The London Solicitors Litigation Association (LSLA) has stepped up its attack on how the Ministry of Justice (MoJ) has handled implementation the Jackson reforms, saying the roll-out of the regulations and directions is “shambolic”.
A statutory instrument with changes to the Civil Procedure Rules (CPR) was meant to be published last Monday, but – even though it was sent to some stakeholders on Tuesday – eventually only went online  on Friday. There is still no sign of the new practice directions.

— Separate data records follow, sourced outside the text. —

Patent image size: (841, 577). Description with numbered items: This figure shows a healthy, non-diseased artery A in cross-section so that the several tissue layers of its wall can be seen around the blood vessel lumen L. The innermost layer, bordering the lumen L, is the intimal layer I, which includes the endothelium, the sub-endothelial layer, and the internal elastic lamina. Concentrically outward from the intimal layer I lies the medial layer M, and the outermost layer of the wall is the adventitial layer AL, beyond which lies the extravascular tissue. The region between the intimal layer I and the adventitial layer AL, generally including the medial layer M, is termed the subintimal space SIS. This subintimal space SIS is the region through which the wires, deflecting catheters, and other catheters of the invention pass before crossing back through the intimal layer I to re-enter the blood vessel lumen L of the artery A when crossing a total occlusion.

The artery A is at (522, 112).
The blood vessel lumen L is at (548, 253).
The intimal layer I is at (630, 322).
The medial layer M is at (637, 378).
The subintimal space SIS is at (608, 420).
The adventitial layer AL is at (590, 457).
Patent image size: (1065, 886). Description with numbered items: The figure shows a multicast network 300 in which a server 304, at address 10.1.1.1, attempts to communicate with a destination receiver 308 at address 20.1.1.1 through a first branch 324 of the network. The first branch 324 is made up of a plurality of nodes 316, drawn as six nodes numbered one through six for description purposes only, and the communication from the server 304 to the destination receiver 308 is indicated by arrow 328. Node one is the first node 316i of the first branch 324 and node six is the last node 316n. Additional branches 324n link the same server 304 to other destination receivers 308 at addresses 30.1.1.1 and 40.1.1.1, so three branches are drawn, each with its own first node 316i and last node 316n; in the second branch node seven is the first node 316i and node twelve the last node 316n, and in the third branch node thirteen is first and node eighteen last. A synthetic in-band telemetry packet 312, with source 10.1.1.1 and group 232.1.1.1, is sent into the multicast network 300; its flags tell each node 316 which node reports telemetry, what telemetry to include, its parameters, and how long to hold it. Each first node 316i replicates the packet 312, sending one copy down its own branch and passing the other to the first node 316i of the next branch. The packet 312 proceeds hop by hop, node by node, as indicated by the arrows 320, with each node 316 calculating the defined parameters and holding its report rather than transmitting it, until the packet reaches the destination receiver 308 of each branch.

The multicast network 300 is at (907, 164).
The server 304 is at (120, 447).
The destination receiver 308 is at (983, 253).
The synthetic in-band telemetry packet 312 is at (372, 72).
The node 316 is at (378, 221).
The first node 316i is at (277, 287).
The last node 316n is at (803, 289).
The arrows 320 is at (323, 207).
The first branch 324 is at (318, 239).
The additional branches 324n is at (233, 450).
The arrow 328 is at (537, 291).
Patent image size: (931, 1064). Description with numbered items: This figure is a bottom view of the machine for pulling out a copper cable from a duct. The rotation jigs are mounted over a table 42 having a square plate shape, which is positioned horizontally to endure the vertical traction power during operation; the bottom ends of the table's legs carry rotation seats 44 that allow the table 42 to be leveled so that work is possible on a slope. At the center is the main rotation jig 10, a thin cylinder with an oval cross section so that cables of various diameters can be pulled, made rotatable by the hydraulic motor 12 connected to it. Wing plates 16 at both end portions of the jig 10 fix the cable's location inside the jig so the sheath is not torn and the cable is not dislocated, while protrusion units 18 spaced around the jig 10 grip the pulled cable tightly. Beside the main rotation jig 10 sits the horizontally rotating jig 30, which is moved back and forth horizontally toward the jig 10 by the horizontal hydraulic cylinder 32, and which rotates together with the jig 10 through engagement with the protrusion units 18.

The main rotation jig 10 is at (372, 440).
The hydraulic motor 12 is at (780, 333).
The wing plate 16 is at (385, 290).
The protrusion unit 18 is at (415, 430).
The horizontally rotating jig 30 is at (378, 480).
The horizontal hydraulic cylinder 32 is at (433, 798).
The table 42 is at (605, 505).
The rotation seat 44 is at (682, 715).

Last month  LSLA president Francesca Kaye said the absence of any rules, regulations and practice directions was “wholly unacceptable” and threatened the tip the civil litigation system into chaos. Speaking on Friday, she said “the MoJ has been stubbornly silent – not even issuing an update to tell us what is happening. It’s ridiculous”.
She continued: “It’s been a complete shambles. There is a limit to how much lawyers can prepare for change without seeing the detailed practice directions. The legal profession is a huge business. We now have 29 working days (or less) to train everyone for major changes upon which the success of major pieces of litigation may turn. I can’t think that in the private sector or even the public sector such a significant change would be implemented in 29 days.
“The LSLA has been arguing for implementation of the changes to be put back from 1 April to allow the legal profession to get properly up to speed. The existence of the statutory instrument signals the MoJ’s intention to plough on regardless. Far better for them now to acknowledge this cannot be done in the time and set a more realistic timetable. The current silence is causing great uncertainty and threatens to undermine the working relationship between legal profession and the MoJ.”